The GDPR is the new data protection legislation which becomes applicable in the European Union starting May 25th, 2018, replacing the previously existing European rules and regulations.
The GDPR sets out a unified legal framework for the protection of EU natural persons with regard to the processing of their Personal Data.
Personal Data (“Personal Data”), as defined in article 4.1 of the GDPR, means any information relating to an identified or identifiable natural person.
An identifiable natural person is one who can be identified, directly or indirectly, in particular by reference to an identifier such as a name, an identification number, location data, an online identifier or to one or more factors specific to the physical, physiological, genetic, mental, economic, cultural or social identity of that natural person. These identifiers include, but are not limited to, email addresses, physical addresses, IP addresses etc.
eFront has always taken the protection of its clients’ data very seriously and is actively working on becoming compliant with the GDPR. A task force has been setup to review eFront’s internal processes in order to understand in detail which measures should be implemented to ensure compliance with the GDPR.
eFront has put in place a Data Processing Agreement (“DPA”) to provide, in accordance with the applicable data protection laws, a contractual framework for the collection and the processing of Personal Data of its clients, who act as data controllers when using the eFront technology and services to which they subscribed.

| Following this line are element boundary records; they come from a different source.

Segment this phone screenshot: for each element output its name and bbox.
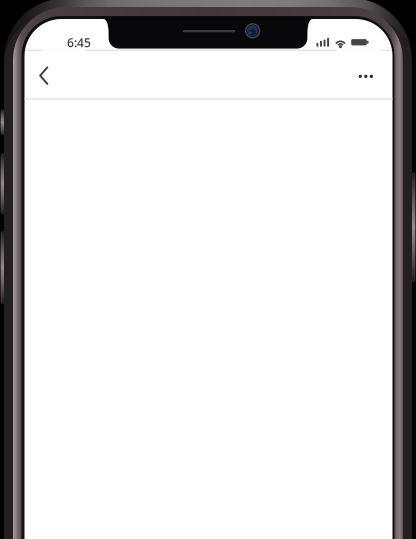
button[interactable]: More options [336, 50, 380, 98]
staticText: 6:45 [67, 34, 91, 50]
button[interactable]: Back [42, 50, 86, 98]
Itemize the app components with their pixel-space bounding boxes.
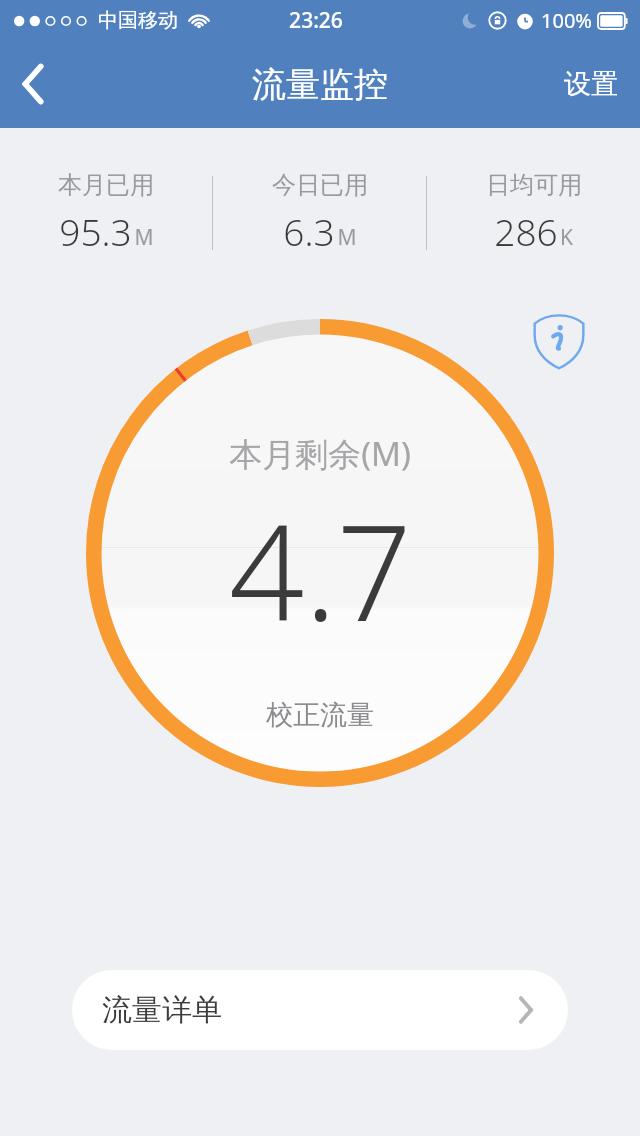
button[interactable]: 设置 — [542, 53, 640, 115]
button[interactable]: Back — [0, 51, 66, 117]
staticText: 本月已用 — [58, 170, 154, 200]
staticText: 流量详单 — [102, 991, 222, 1029]
staticText: M — [134, 223, 154, 252]
staticText: 中国移动 — [98, 8, 178, 33]
staticText: 设置 — [564, 67, 618, 101]
staticText: 4.7 — [229, 480, 412, 660]
button[interactable]: 本月已用 — [0, 170, 212, 256]
button[interactable]: 校正流量 — [232, 688, 408, 742]
staticText: 今日已用 — [272, 170, 368, 200]
staticText: 23:26 — [289, 6, 343, 35]
button[interactable]: 今日已用 — [213, 170, 426, 256]
button[interactable]: 流量详单 — [72, 970, 568, 1050]
staticText: 6.3 — [283, 206, 335, 256]
staticText: 本月剩余(M) — [229, 431, 411, 476]
staticText: 95.3 — [59, 206, 132, 256]
staticText: 流量监控 — [252, 63, 388, 106]
button[interactable]: Info — [530, 312, 588, 370]
button[interactable]: 日均可用 — [427, 170, 640, 256]
staticText: M — [337, 223, 357, 252]
staticText: 日均可用 — [486, 170, 582, 200]
staticText: 100% — [541, 7, 592, 34]
staticText: 校正流量 — [266, 698, 374, 732]
staticText: 286 — [494, 206, 558, 256]
staticText: K — [560, 223, 573, 252]
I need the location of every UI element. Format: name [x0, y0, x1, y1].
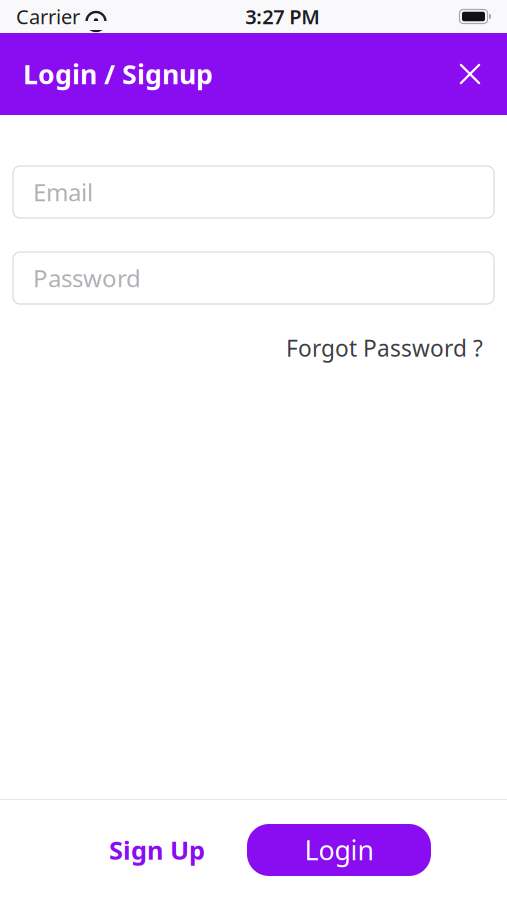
staticText: Email: [33, 176, 93, 208]
staticText: Login / Signup: [23, 56, 213, 92]
staticText: Forgot Password ?: [286, 333, 483, 363]
staticText: 3:27 PM: [245, 3, 320, 30]
staticText: Carrier: [16, 3, 80, 30]
staticText: Password: [33, 262, 141, 294]
button[interactable]: Sign Up: [67, 820, 247, 880]
button[interactable]: Forgot Password ?: [286, 327, 483, 369]
button[interactable]: Login: [247, 824, 431, 876]
staticText: Sign Up: [109, 833, 205, 867]
staticText: Login: [304, 832, 374, 868]
button[interactable]: Close: [447, 51, 493, 97]
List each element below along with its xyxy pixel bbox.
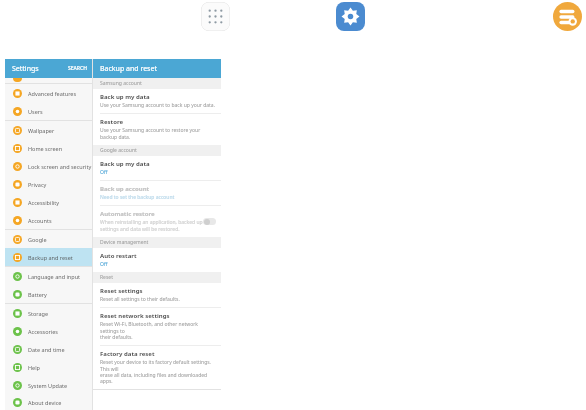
staticText: Accounts [28,217,52,224]
staticText: Wallpaper [28,127,55,134]
staticText: SEARCH [68,65,87,72]
staticText: Users [28,108,43,115]
staticText: About device [28,399,62,406]
staticText: Reset network settings [100,312,170,320]
staticText: Settings [12,64,39,74]
staticText: Language and input [28,273,81,280]
staticText: Back up my data [100,93,150,101]
button[interactable]: Help [5,358,92,376]
button[interactable]: Advanced features [5,84,92,102]
button[interactable]: Accessibility [5,193,92,211]
button[interactable]: Battery [5,285,92,303]
staticText: Automatic restore [100,210,155,218]
staticText: Google account [100,147,137,154]
staticText: Date and time [28,346,65,353]
staticText: Reset all settings to their defaults. [100,296,180,303]
staticText: Advanced features [28,90,77,97]
button[interactable]: Automatic restore toggle [203,218,216,225]
button[interactable]: System Update [5,376,92,394]
staticText: Backup and reset [100,64,157,74]
staticText: Samsung account [100,80,142,87]
staticText: Back up my data [100,160,150,168]
staticText: Lock screen and security [28,163,92,170]
button[interactable]: Date and time [5,340,92,358]
button[interactable]: Auto restart [93,248,221,272]
staticText: System Update [28,382,68,389]
button[interactable]: Backup and reset [553,2,582,31]
button[interactable]: Apps [201,2,230,31]
button[interactable]: Factory data reset [93,346,221,389]
button: Back up account [93,181,221,205]
staticText: Home screen [28,145,63,152]
button[interactable]: Users [5,102,92,120]
button[interactable]: Storage [5,304,92,322]
staticText: Battery [28,291,47,298]
staticText: Reset Wi-Fi, Bluetooth, and other networ… [100,321,216,341]
button[interactable]: Automatic restore [93,206,221,237]
staticText: Off [100,261,108,268]
button[interactable]: Home screen [5,139,92,157]
button[interactable]: Wallpaper [5,121,92,139]
staticText: Google [28,236,47,243]
button[interactable]: About device [5,394,92,410]
staticText: Backup and reset [28,254,73,261]
button[interactable]: Google [5,230,92,248]
staticText: Reset [100,274,113,281]
staticText: Use your Samsung account to back up your… [100,102,215,109]
staticText: Accessories [28,328,58,335]
staticText: Reset settings [100,287,143,295]
staticText: Privacy [28,181,47,188]
staticText: Help [28,364,40,371]
staticText: When reinstalling an application, backed… [100,219,203,233]
staticText: Auto restart [100,252,137,260]
button[interactable]: Privacy [5,175,92,193]
button[interactable]: Language and input [5,267,92,285]
button[interactable]: Backup and reset [5,248,92,266]
button[interactable]: Accessories [5,322,92,340]
staticText: Storage [28,310,49,317]
staticText: Restore [100,118,124,126]
button[interactable]: Accounts [5,211,92,229]
button[interactable]: Back up my data [93,156,221,180]
button[interactable]: Restore [93,114,221,145]
button[interactable]: Reset settings [93,283,221,307]
staticText: Device management [100,239,149,246]
staticText: Factory data reset [100,350,155,358]
button[interactable]: Reset network settings [93,308,221,345]
staticText: Need to set the backup account [100,194,175,201]
staticText: Accessibility [28,199,60,206]
staticText: Back up account [100,185,150,193]
staticText: Off [100,169,108,176]
button[interactable]: Settings [336,2,365,31]
staticText: Reset your device to its factory default… [100,359,216,385]
button[interactable]: Lock screen and security [5,157,92,175]
button[interactable]: SEARCH [68,65,87,72]
button[interactable]: Back up my data [93,89,221,113]
staticText: Use your Samsung account to restore your… [100,127,216,141]
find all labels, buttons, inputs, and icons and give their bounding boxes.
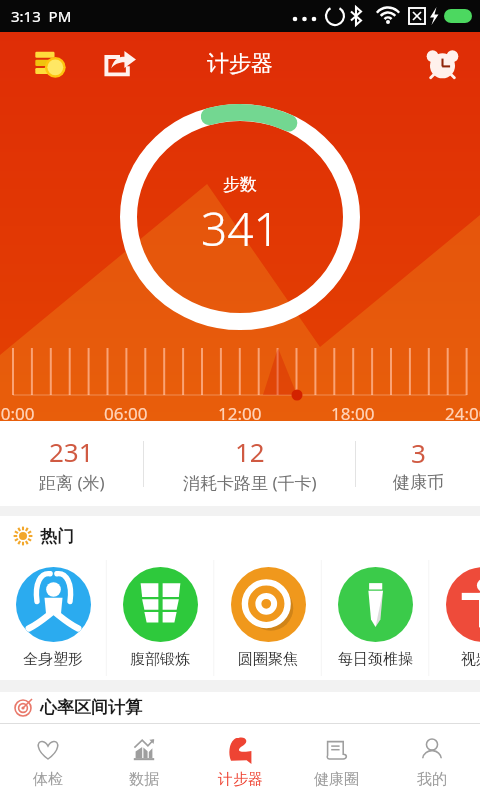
staticText: 视频阵	[461, 650, 480, 669]
staticText: 12	[235, 434, 265, 469]
staticText: 健康圈	[314, 770, 359, 789]
button[interactable]: 圆圈聚焦	[215, 556, 321, 680]
staticText: 24:00	[445, 402, 480, 422]
staticText: 数据	[129, 770, 159, 789]
staticText: 心率区间计算	[40, 697, 142, 718]
button[interactable]: 计步器	[192, 724, 288, 800]
button[interactable]: 每日颈椎操	[322, 556, 428, 680]
button[interactable]: 12	[144, 434, 355, 494]
button[interactable]: 3	[356, 435, 480, 493]
staticText: 231	[49, 434, 94, 469]
staticText: 热门	[40, 526, 74, 547]
staticText: 距离 (米)	[39, 471, 105, 494]
staticText: 12:00	[218, 402, 262, 422]
staticText: 消耗卡路里 (千卡)	[183, 471, 317, 494]
button[interactable]: 健康圈	[288, 724, 384, 800]
button[interactable]: Coins	[22, 35, 78, 93]
staticText: 计步器	[218, 770, 263, 789]
staticText: 3	[411, 435, 426, 470]
staticText: 06:00	[104, 402, 148, 422]
staticText: 健康币	[393, 472, 444, 493]
staticText: 00:00	[0, 402, 35, 422]
button[interactable]: 231	[0, 434, 143, 494]
staticText: 18:00	[331, 402, 375, 422]
staticText: 我的	[417, 770, 447, 789]
staticText: 腹部锻炼	[130, 650, 190, 669]
button[interactable]: 我的	[384, 724, 480, 800]
staticText: 3:13 PM	[11, 6, 72, 26]
button[interactable]: 视频阵	[430, 556, 480, 680]
staticText: 341	[201, 197, 280, 260]
button[interactable]: 腹部锻炼	[107, 556, 213, 680]
button[interactable]: 体检	[0, 724, 96, 800]
staticText: 每日颈椎操	[338, 650, 413, 669]
staticText: 计步器	[207, 50, 273, 78]
staticText: 圆圈聚焦	[238, 650, 298, 669]
button[interactable]: 数据	[96, 724, 192, 800]
button[interactable]: Share	[92, 35, 148, 93]
staticText: 全身塑形	[23, 650, 83, 669]
button[interactable]: Alarm	[414, 35, 470, 93]
staticText: 步数	[223, 174, 257, 195]
staticText: 体检	[33, 770, 63, 789]
button[interactable]: 全身塑形	[0, 556, 106, 680]
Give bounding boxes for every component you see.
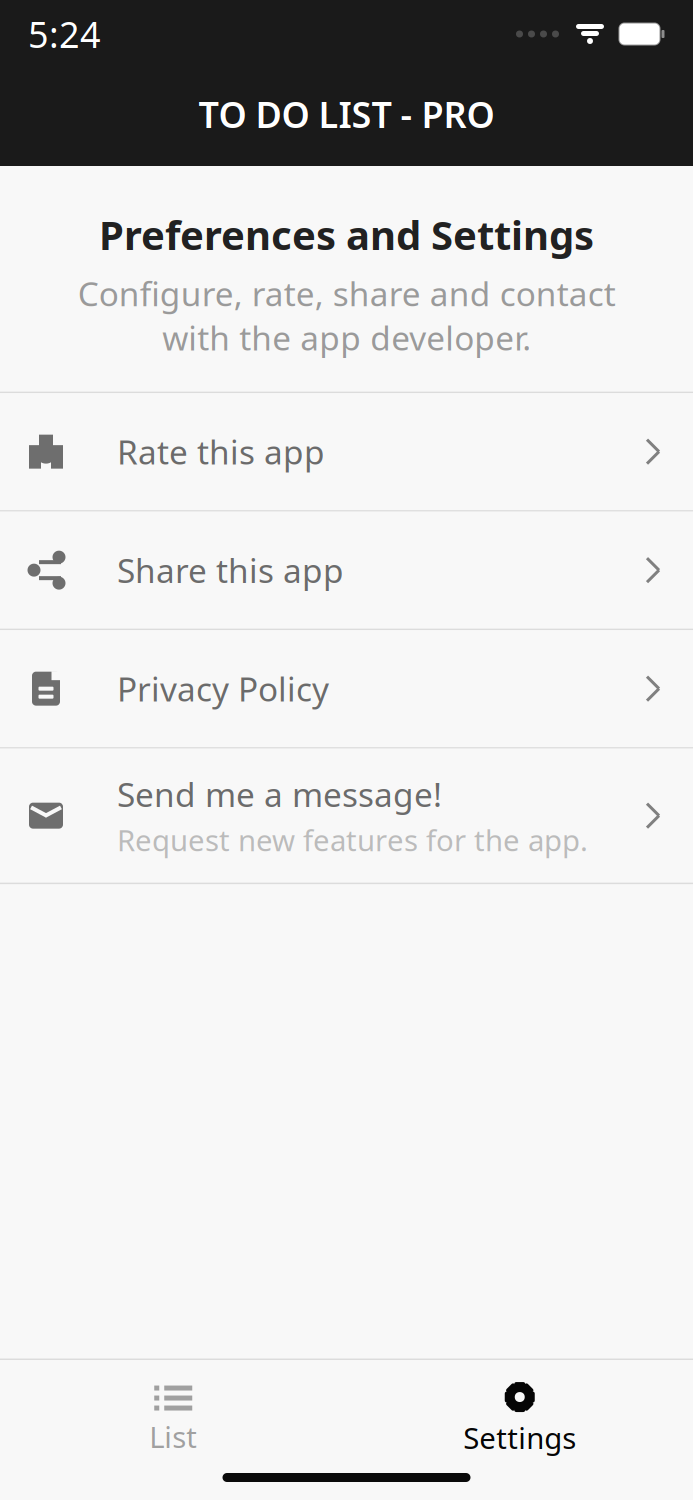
- staticText: Request new features for the app.: [117, 820, 588, 859]
- staticText: Preferences and Settings: [99, 208, 594, 261]
- button[interactable]: Send me a message!: [0, 749, 693, 883]
- staticText: 5:24: [28, 10, 101, 58]
- staticText: TO DO LIST - PRO: [198, 90, 494, 138]
- button[interactable]: Privacy Policy: [0, 630, 693, 747]
- staticText: Rate this app: [117, 430, 325, 474]
- staticText: Configure, rate, share and contact with …: [78, 271, 616, 360]
- staticText: Send me a message!: [117, 772, 442, 816]
- staticText: Share this app: [117, 548, 344, 592]
- staticText: Settings: [463, 1418, 576, 1457]
- button[interactable]: Settings: [346, 1360, 693, 1473]
- button[interactable]: List: [0, 1361, 346, 1472]
- staticText: Privacy Policy: [117, 666, 329, 711]
- button[interactable]: Rate this app: [0, 393, 693, 510]
- button[interactable]: Share this app: [0, 512, 693, 629]
- staticText: List: [149, 1417, 197, 1456]
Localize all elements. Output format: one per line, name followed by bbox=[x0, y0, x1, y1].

In this respect, the DPA sets out the technical and organizational measures which eFront has implemented in order to protect the Personal Data of its clients.
eFront Technology is not meant to collect and process Personal Data.
When the collection and processing of Personal Data does happen, eFront, as a data processor, collects and processes, under clients’ instructions, clients’ Personal Data through the eFront technology subscribed to by clients, which may include software as a service (SaaS), mobile applications and software hosted by eFront (“eFront Technology”), as well as while providing to clients maintenance and support services and related professional services, if applicable. Therefore, the processing and collection of clients’ Personal Data by eFront is only done under the instructions of the clients and for the purposes of making the functionalities and associated services to which the clients subscribed available to them.
eFront has always built its technology with the objective of safeguarding the security and confidentiality of Personal Data of its clients. The eFront Technology includes a functionality enabling clients to define which Personal Data can be used and to allow them to limit the collection of Personal Data to the specific purpose of the data processing defined by clients. Whenever necessary, Personal Data fields can be configured. The storage of Personal Data can be limited, and clients responding to data subject requests are able to manually access the data, add, rectify, delete or export the data. With the GDPR, eFront will continue to work on improving its products with the view of providing standard functionalities allowing clients to comply with their privacy by design obligations.
eFront implements and maintains an information security management system to secure its clients’ Personal Data that is processed by eFront in the framework of the services subscribed to by clients. Where clients’ Personal Data is hosted by eFront, eFront relies on the technical and organizational measures implemented by Amazon Web Services, which offer various features to secure clients’ Personal Data.
eFront is also ISO 27001 compliant and SOC 2 Type II audited. The technical and organizational measures are detailed in the DPA which is attached to eFront’s general terms and conditions.
For clients located within the European Economic Area (“EEA”), the servers hosting the clients’ Personal Data are located within the European Union. For clients located outside the EEA, the servers are located outside the EEA, but the location may vary either depending on the clients’ specific requests, which are determined during contract negotiations.
eFront is Privacy Shield certified to secure the transfer of clients’ Personal Data to the United States. Clients also have an option to enter into Standard Contractual Clauses for the transfer of Personal Data outside the EEA. Finally, eFront is currently working on implementing Binding Corporate Rules to secure all transfers within the eFront group.
eFront may appoint sub-processors as described in the DPA. In case eFront appoints a new sub-processor during the term of a client’s agreement, the client will be able to object to such sub-processing in accordance with terms and conditions set out in the DPA.
Although the appointment of a DPO is not an obligation for eFront under the GDPR, eFront aims at providing clients with a single point of contact to address any data protection issues.
Under the GDPR, eFront has to comply with its obligations as the data processor. eFront will circulate a variation letter to vary the terms of all agreements with the existing client-sin order to reflect its obligations under the GDPR.